Fin 2010 – début 2011, AXA et les sociétés hollandaises de fonds de pension privés ING et AEGON faisaient partie des 15 multinationales qui se sont plaintes à Bruxelles de la nationalisation du système des retraites et des taxes exceptionnelles dites « de crise », affectant le secteur bancaire et des assurances, entre autres. Dans une lettre commune adressée aux commissaires européens, elles estimaient que les mesures économiques du gouvernement hongrois auraient des effets désavantageux pour les investissements et pourraient porter atteinte à la libre concurrence au sein de l’UE. Elles invoquaient aussi l’argument selon lequel le gouvernement s’attaquait à des secteurs « sans défense », du fait de leurs « spécialités ». Spécialités dans lesquelles elles ont pu investir avantageusement le marché hongrois pendant des années.

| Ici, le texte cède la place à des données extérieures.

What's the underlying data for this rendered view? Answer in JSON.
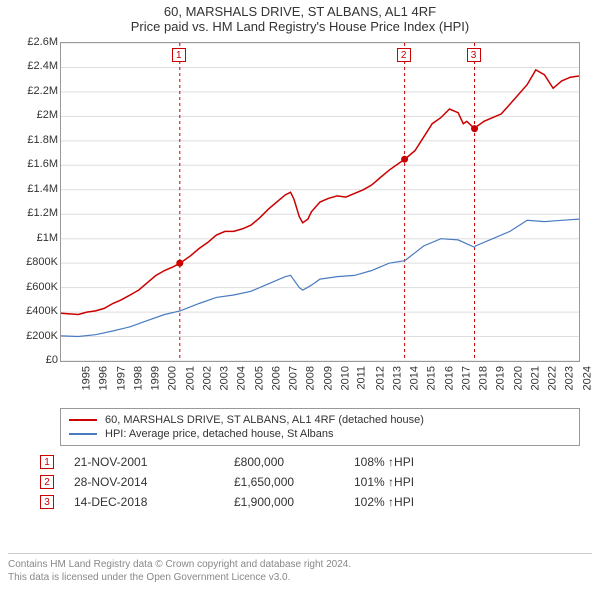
{
  "title": "60, MARSHALS DRIVE, ST ALBANS, AL1 4RF",
  "subtitle": "Price paid vs. HM Land Registry's House Price Index (HPI)",
  "chart": {
    "type": "line",
    "background_color": "#ffffff",
    "grid_color": "#dddddd",
    "axis_color": "#999999",
    "title_fontsize": 13,
    "label_fontsize": 11,
    "x": {
      "min": 1995,
      "max": 2025,
      "tick_start": 1995,
      "tick_step": 1
    },
    "y": {
      "min": 0,
      "max": 2600000,
      "tick_step": 200000,
      "tick_labels": [
        "£0",
        "£200K",
        "£400K",
        "£600K",
        "£800K",
        "£1M",
        "£1.2M",
        "£1.4M",
        "£1.6M",
        "£1.8M",
        "£2M",
        "£2.2M",
        "£2.4M",
        "£2.6M"
      ]
    },
    "series": [
      {
        "id": "property",
        "label": "60, MARSHALS DRIVE, ST ALBANS, AL1 4RF (detached house)",
        "color": "#cc0000",
        "line_width": 1.5,
        "data": [
          [
            1995.0,
            390000
          ],
          [
            1995.5,
            385000
          ],
          [
            1996.0,
            380000
          ],
          [
            1996.5,
            400000
          ],
          [
            1997.0,
            410000
          ],
          [
            1997.5,
            430000
          ],
          [
            1998.0,
            470000
          ],
          [
            1998.5,
            500000
          ],
          [
            1999.0,
            540000
          ],
          [
            1999.5,
            580000
          ],
          [
            2000.0,
            640000
          ],
          [
            2000.5,
            700000
          ],
          [
            2001.0,
            740000
          ],
          [
            2001.5,
            770000
          ],
          [
            2001.88,
            800000
          ],
          [
            2002.0,
            810000
          ],
          [
            2002.5,
            860000
          ],
          [
            2003.0,
            920000
          ],
          [
            2003.5,
            970000
          ],
          [
            2004.0,
            1030000
          ],
          [
            2004.5,
            1060000
          ],
          [
            2005.0,
            1060000
          ],
          [
            2005.5,
            1080000
          ],
          [
            2006.0,
            1110000
          ],
          [
            2006.5,
            1170000
          ],
          [
            2007.0,
            1240000
          ],
          [
            2007.5,
            1300000
          ],
          [
            2008.0,
            1360000
          ],
          [
            2008.3,
            1380000
          ],
          [
            2008.5,
            1320000
          ],
          [
            2008.8,
            1180000
          ],
          [
            2009.0,
            1130000
          ],
          [
            2009.3,
            1160000
          ],
          [
            2009.5,
            1220000
          ],
          [
            2010.0,
            1300000
          ],
          [
            2010.5,
            1330000
          ],
          [
            2011.0,
            1350000
          ],
          [
            2011.5,
            1340000
          ],
          [
            2012.0,
            1370000
          ],
          [
            2012.5,
            1400000
          ],
          [
            2013.0,
            1440000
          ],
          [
            2013.5,
            1500000
          ],
          [
            2014.0,
            1560000
          ],
          [
            2014.5,
            1610000
          ],
          [
            2014.9,
            1650000
          ],
          [
            2015.0,
            1660000
          ],
          [
            2015.5,
            1720000
          ],
          [
            2016.0,
            1830000
          ],
          [
            2016.5,
            1940000
          ],
          [
            2017.0,
            1990000
          ],
          [
            2017.5,
            2060000
          ],
          [
            2018.0,
            2030000
          ],
          [
            2018.3,
            1940000
          ],
          [
            2018.5,
            1960000
          ],
          [
            2018.95,
            1900000
          ],
          [
            2019.0,
            1910000
          ],
          [
            2019.5,
            1960000
          ],
          [
            2020.0,
            1990000
          ],
          [
            2020.5,
            2020000
          ],
          [
            2021.0,
            2100000
          ],
          [
            2021.5,
            2180000
          ],
          [
            2022.0,
            2260000
          ],
          [
            2022.5,
            2380000
          ],
          [
            2023.0,
            2340000
          ],
          [
            2023.5,
            2230000
          ],
          [
            2024.0,
            2290000
          ],
          [
            2024.5,
            2320000
          ],
          [
            2025.0,
            2330000
          ]
        ]
      },
      {
        "id": "hpi",
        "label": "HPI: Average price, detached house, St Albans",
        "color": "#4a7bbf",
        "line_width": 1.2,
        "data": [
          [
            1995.0,
            205000
          ],
          [
            1996.0,
            200000
          ],
          [
            1997.0,
            215000
          ],
          [
            1998.0,
            245000
          ],
          [
            1999.0,
            280000
          ],
          [
            2000.0,
            330000
          ],
          [
            2001.0,
            380000
          ],
          [
            2001.88,
            410000
          ],
          [
            2002.0,
            415000
          ],
          [
            2003.0,
            470000
          ],
          [
            2004.0,
            520000
          ],
          [
            2005.0,
            540000
          ],
          [
            2006.0,
            570000
          ],
          [
            2007.0,
            630000
          ],
          [
            2008.0,
            690000
          ],
          [
            2008.3,
            700000
          ],
          [
            2008.8,
            600000
          ],
          [
            2009.0,
            580000
          ],
          [
            2009.5,
            620000
          ],
          [
            2010.0,
            670000
          ],
          [
            2011.0,
            690000
          ],
          [
            2012.0,
            700000
          ],
          [
            2013.0,
            740000
          ],
          [
            2014.0,
            800000
          ],
          [
            2014.9,
            820000
          ],
          [
            2015.0,
            830000
          ],
          [
            2016.0,
            940000
          ],
          [
            2017.0,
            1000000
          ],
          [
            2018.0,
            990000
          ],
          [
            2018.95,
            930000
          ],
          [
            2019.0,
            940000
          ],
          [
            2020.0,
            1000000
          ],
          [
            2021.0,
            1060000
          ],
          [
            2022.0,
            1150000
          ],
          [
            2023.0,
            1140000
          ],
          [
            2024.0,
            1150000
          ],
          [
            2025.0,
            1160000
          ]
        ]
      }
    ],
    "markers": [
      {
        "n": "1",
        "x": 2001.88,
        "y": 800000
      },
      {
        "n": "2",
        "x": 2014.9,
        "y": 1650000
      },
      {
        "n": "3",
        "x": 2018.95,
        "y": 1900000
      }
    ],
    "marker_style": {
      "border_color": "#cc0000",
      "text_color": "#cc0000",
      "background_color": "#ffffff",
      "fontsize": 10
    }
  },
  "legend": {
    "border_color": "#999999",
    "fontsize": 11
  },
  "transactions": [
    {
      "n": "1",
      "date": "21-NOV-2001",
      "price": "£800,000",
      "rel": "108%",
      "suffix": "HPI"
    },
    {
      "n": "2",
      "date": "28-NOV-2014",
      "price": "£1,650,000",
      "rel": "101%",
      "suffix": "HPI"
    },
    {
      "n": "3",
      "date": "14-DEC-2018",
      "price": "£1,900,000",
      "rel": "102%",
      "suffix": "HPI"
    }
  ],
  "footer": {
    "line1": "Contains HM Land Registry data © Crown copyright and database right 2024.",
    "line2": "This data is licensed under the Open Government Licence v3.0.",
    "color": "#888888",
    "fontsize": 10
  }
}
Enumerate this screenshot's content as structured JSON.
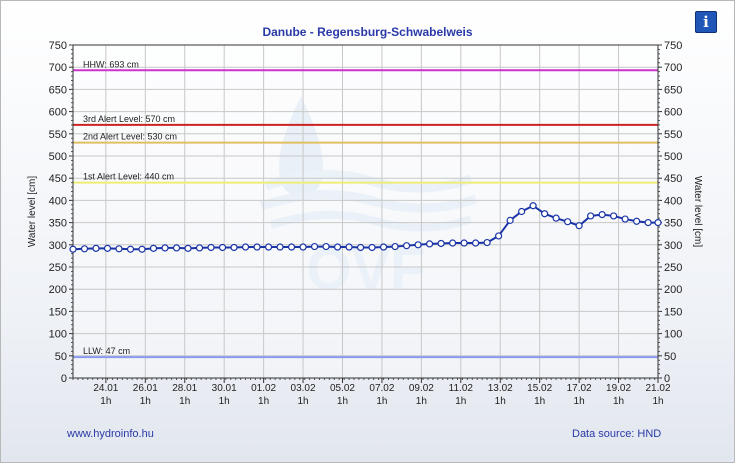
{
  "chart_data": {
    "type": "line",
    "title": "Danube - Regensburg-Schwabelweis",
    "ylabel_left": "Water level [cm]",
    "ylabel_right": "Water level [cm]",
    "ylim": [
      0,
      750
    ],
    "yticks": [
      0,
      50,
      100,
      150,
      200,
      250,
      300,
      350,
      400,
      450,
      500,
      550,
      600,
      650,
      700,
      750
    ],
    "xlim": [
      "2023-01-22T09:00",
      "2023-02-21T01:00"
    ],
    "xticks": [
      {
        "date": "24.01",
        "time": "1h",
        "x": "2023-01-24T01:00"
      },
      {
        "date": "26.01",
        "time": "1h",
        "x": "2023-01-26T01:00"
      },
      {
        "date": "28.01",
        "time": "1h",
        "x": "2023-01-28T01:00"
      },
      {
        "date": "30.01",
        "time": "1h",
        "x": "2023-01-30T01:00"
      },
      {
        "date": "01.02",
        "time": "1h",
        "x": "2023-02-01T01:00"
      },
      {
        "date": "03.02",
        "time": "1h",
        "x": "2023-02-03T01:00"
      },
      {
        "date": "05.02",
        "time": "1h",
        "x": "2023-02-05T01:00"
      },
      {
        "date": "07.02",
        "time": "1h",
        "x": "2023-02-07T01:00"
      },
      {
        "date": "09.02",
        "time": "1h",
        "x": "2023-02-09T01:00"
      },
      {
        "date": "11.02",
        "time": "1h",
        "x": "2023-02-11T01:00"
      },
      {
        "date": "13.02",
        "time": "1h",
        "x": "2023-02-13T01:00"
      },
      {
        "date": "15.02",
        "time": "1h",
        "x": "2023-02-15T01:00"
      },
      {
        "date": "17.02",
        "time": "1h",
        "x": "2023-02-17T01:00"
      },
      {
        "date": "19.02",
        "time": "1h",
        "x": "2023-02-19T01:00"
      },
      {
        "date": "21.02",
        "time": "1h",
        "x": "2023-02-21T01:00"
      }
    ],
    "grid": true,
    "reference_lines": [
      {
        "label": "HHW: 693 cm",
        "value": 693,
        "color": "#cc33cc"
      },
      {
        "label": "3rd Alert Level: 570 cm",
        "value": 570,
        "color": "#cc2222"
      },
      {
        "label": "2nd Alert Level: 530 cm",
        "value": 530,
        "color": "#e0c060"
      },
      {
        "label": "1st Alert Level: 440 cm",
        "value": 440,
        "color": "#eeee77"
      },
      {
        "label": "LLW: 47 cm",
        "value": 47,
        "color": "#8899ee"
      }
    ],
    "series": [
      {
        "color": "#1a34a8",
        "x": [
          "2023-01-22T09:00",
          "2023-01-22T23:00",
          "2023-01-23T13:00",
          "2023-01-24T03:00",
          "2023-01-24T17:00",
          "2023-01-25T07:00",
          "2023-01-25T21:00",
          "2023-01-26T11:00",
          "2023-01-27T01:00",
          "2023-01-27T15:00",
          "2023-01-28T05:00",
          "2023-01-28T19:00",
          "2023-01-29T09:00",
          "2023-01-29T23:00",
          "2023-01-30T13:00",
          "2023-01-31T03:00",
          "2023-01-31T17:00",
          "2023-02-01T07:00",
          "2023-02-01T21:00",
          "2023-02-02T11:00",
          "2023-02-03T01:00",
          "2023-02-03T15:00",
          "2023-02-04T05:00",
          "2023-02-04T19:00",
          "2023-02-05T09:00",
          "2023-02-05T23:00",
          "2023-02-06T13:00",
          "2023-02-07T03:00",
          "2023-02-07T17:00",
          "2023-02-08T07:00",
          "2023-02-08T21:00",
          "2023-02-09T11:00",
          "2023-02-10T01:00",
          "2023-02-10T15:00",
          "2023-02-11T05:00",
          "2023-02-11T19:00",
          "2023-02-12T09:00",
          "2023-02-12T23:00",
          "2023-02-13T13:00",
          "2023-02-14T03:00",
          "2023-02-14T17:00",
          "2023-02-15T07:00",
          "2023-02-15T21:00",
          "2023-02-16T11:00",
          "2023-02-17T01:00",
          "2023-02-17T15:00",
          "2023-02-18T05:00",
          "2023-02-18T19:00",
          "2023-02-19T09:00",
          "2023-02-19T23:00",
          "2023-02-20T13:00",
          "2023-02-21T01:00"
        ],
        "values": [
          290,
          291,
          292,
          292,
          291,
          290,
          290,
          292,
          293,
          293,
          292,
          293,
          294,
          294,
          294,
          295,
          295,
          295,
          295,
          295,
          295,
          296,
          296,
          295,
          295,
          294,
          294,
          295,
          296,
          298,
          300,
          302,
          303,
          304,
          304,
          304,
          305,
          320,
          355,
          375,
          388,
          370,
          360,
          352,
          343,
          365,
          368,
          365,
          358,
          353,
          350,
          350
        ]
      }
    ]
  },
  "info_button": {
    "label": "i"
  },
  "footer": {
    "left": "www.hydroinfo.hu",
    "right": "Data source: HND"
  }
}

« C’était le bon vieux temps ». Aujourd’hui, la donne a changé et pour toute tentative d’esquive, le gouvernement a un chien de garde à son service : la PSZÁF. Il aurait d’ailleurs bien aimé fusionner la Banque centrale avec cet organe de supervision des institutions financières si cela ne contrariait pas tant la Commission européenne, bien entourée par les lobbies.

En 2011, la PSZÁF a condamné AXA pour pratiques frauduleuses entraînant des frais supplémentaires injustifiés à ses anciens clients. Au deuxième semestre 2010, lors de la nationalisation des caisses privées de retraite, l’autorité de surveillance a scrupuleusement examiné la gestion des actifs de plusieurs fonds de pensions privés. L’enquête a révélé qu’AXA Bank, ING et AEGON (les deux géants hollandais de la bancassurance) et même la banque hongroise OTP auraient fait en sorte de pouvoir retirer un bénéfice (ou un dédommagement, selon le point de vue) du transfert des fonds de pension privés à la caisse des retraites de l’Etat. Un manque à gagner pour ce dernier qui n’a pas plu à la PSZÁF.

Seuls ING et OTP ont osé poser un recours devant les tribunaux. En février dernier, la PSZÁF a gagné son procès en première instance contre ING. Quant à OTP, la procédure est encore en cours.

Selon les chiffres définitifs communiqués par l’Administration centrale de l’assurance-pension nationale (ONYF) fin janvier 2011, seuls 102.000 cotisants, soit un peu plus de 3% d’un total de 3,1 millions de personnes, ont décidé de rester fidèle à leur caisse de retraite privée. La nationalisation des fonds de pension a rapporté 2500 milliards de forints (9 milliards 270 millions d’euros à l’époque) à l’Etat hongrois.